We commend the authors for their study of an important topic which includes a large amount of clinically relevant data collected during difficult and uncertain times. We also agree with the authors that the pandemic poses a significant threat to the mental health of young people. However, in our view, the study design and findings do not justify the authors’ relatively monocausal conclusion that the pandemic and associated social distancing measures have had a negative impact on children’s mental health. The poorer mental health outcomes reported in the 2020 sample of this study (i) may not relate to the pandemic at all or may have stemmed from pandemic-related factors (e.g. number of hospitalisations) whose role was not investigated in the study, (ii) are relatively modest effects, and (iii) may not be representative of all children in Germany during the pandemic.

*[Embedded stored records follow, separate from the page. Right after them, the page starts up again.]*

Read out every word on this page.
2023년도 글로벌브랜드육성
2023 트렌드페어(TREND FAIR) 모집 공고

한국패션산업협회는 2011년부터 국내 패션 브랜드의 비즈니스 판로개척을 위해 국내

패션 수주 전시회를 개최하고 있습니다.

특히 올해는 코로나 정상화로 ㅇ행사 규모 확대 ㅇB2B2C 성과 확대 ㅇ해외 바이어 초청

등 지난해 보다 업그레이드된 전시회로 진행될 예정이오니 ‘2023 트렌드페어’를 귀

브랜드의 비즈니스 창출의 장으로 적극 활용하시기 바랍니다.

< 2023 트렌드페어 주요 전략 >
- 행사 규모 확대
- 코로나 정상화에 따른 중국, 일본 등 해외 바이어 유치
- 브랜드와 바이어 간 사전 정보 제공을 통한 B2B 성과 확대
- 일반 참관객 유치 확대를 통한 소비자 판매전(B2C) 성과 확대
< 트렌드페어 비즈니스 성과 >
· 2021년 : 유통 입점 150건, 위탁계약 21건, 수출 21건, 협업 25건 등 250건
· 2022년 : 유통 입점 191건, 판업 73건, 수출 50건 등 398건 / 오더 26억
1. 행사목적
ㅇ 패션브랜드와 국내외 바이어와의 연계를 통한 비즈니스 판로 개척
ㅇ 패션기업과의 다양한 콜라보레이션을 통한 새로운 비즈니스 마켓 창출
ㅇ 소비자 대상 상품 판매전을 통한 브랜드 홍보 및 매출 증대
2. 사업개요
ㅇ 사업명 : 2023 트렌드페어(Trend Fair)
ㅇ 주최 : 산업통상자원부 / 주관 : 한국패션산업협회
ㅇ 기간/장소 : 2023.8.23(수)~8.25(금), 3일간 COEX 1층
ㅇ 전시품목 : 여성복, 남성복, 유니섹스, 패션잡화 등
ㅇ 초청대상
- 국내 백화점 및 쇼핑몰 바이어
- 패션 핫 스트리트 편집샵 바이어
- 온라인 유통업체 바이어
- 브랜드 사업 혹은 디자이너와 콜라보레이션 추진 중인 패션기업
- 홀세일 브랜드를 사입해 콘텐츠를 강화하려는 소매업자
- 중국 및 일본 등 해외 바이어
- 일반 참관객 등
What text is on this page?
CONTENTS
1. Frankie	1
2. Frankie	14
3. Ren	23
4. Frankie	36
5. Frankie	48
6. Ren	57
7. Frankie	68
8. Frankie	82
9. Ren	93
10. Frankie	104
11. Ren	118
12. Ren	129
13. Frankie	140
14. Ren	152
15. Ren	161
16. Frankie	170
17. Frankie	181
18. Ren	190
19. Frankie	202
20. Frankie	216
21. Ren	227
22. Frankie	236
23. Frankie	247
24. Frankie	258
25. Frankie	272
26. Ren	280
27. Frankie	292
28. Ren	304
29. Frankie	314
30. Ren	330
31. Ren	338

Importantly, it is unclear whether mental health problems would have been even worse, had it not been for the social distancing measures adopted. Of note, in a subsequent manuscript published on October 12th 2021 Ravens-Sieberer and colleagues report longitudinal data from the same (2020) sample [3]. In our view, the methods and results in this manuscript are well-described and findings discussed in a well-balanced way. We encourage other researchers in this field to adopt longitudinal study designs where possible and to investigate not only the potential impact of social distancing on mental health but also local Covid-19 incidence and sickness and death of family and friends.